Myosin heavy chain (MHC) and myosin light chain (MLC) are major determinants of contractile properties in skeletal muscle. Therefore, we evaluated the MHC and MLC isoform composition of the soleus and EDL in control and tumor-bearing mice on SDS gels. There were no differences detected in MHC or MLC isoform expression in either the soleus or EDL between control and tumor-bearing mice at three weeks of tumor growth (Fig. 1S). Overall, these data indicate that while tumor growth decreased skeletal muscle mass and reduced absolute grip strength over time, myosin composition and normalized contractile forces of skeletal muscles were not altered by tumor growth.

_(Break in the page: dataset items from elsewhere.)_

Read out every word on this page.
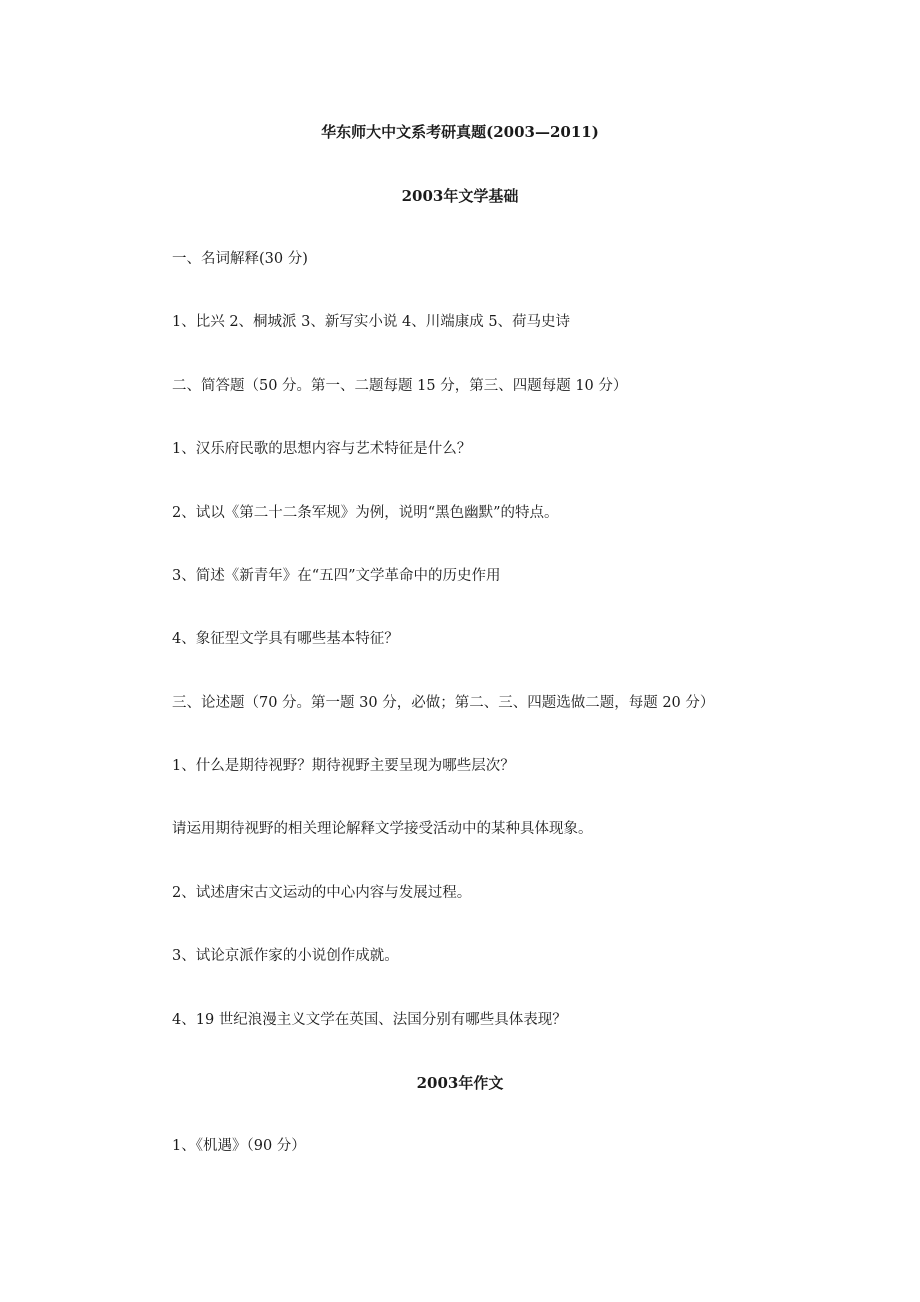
华东师大中文系考研真题(2003—2011)
2003年文学基础
一、名词解释(30 分)
1、比兴 2、桐城派 3、新写实小说 4、川端康成 5、荷马史诗
二、简答题（50 分。第一、二题每题 15 分，第三、四题每题 10 分）
1、汉乐府民歌的思想内容与艺术特征是什么？
2、试以《第二十二条军规》为例，说明“黑色幽默”的特点。
3、简述《新青年》在“五四”文学革命中的历史作用
4、象征型文学具有哪些基本特征？
三、论述题（70 分。第一题 30 分，必做；第二、三、四题选做二题，每题 20 分）
1、什么是期待视野？期待视野主要呈现为哪些层次？
请运用期待视野的相关理论解释文学接受活动中的某种具体现象。
2、试述唐宋古文运动的中心内容与发展过程。
3、试论京派作家的小说创作成就。
4、19 世纪浪漫主义文学在英国、法国分别有哪些具体表现？
2003年作文
1、《机遇》（90 分）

3.3 Tumor growth increased fatigue- and depressive-like behavior

The lack of effect of tumor growth on normalized contractile force of muscle suggests that tumor-associated changes in mood might decrease motivation of the tumor-bearing mice to engage in the grip strength test. To test this hypothesis, mice were evaluated for fatigue and depressive-like behaviors. In the first experiment, activity was assessed in control and tumor-bearing mice using VWRA before tumor cell inoculation and again 1, 2, and 3 weeks later. VWRA progressively declined in the tumor-bearing mice (F1,16=15.23, p<0.001) (Fig. 2A). VWRA was decreased by week 2 (p<0.001) of tumor growth, prior to loss of muscle mass, and was further decreased by week 3 (p<0.001) compared to controls.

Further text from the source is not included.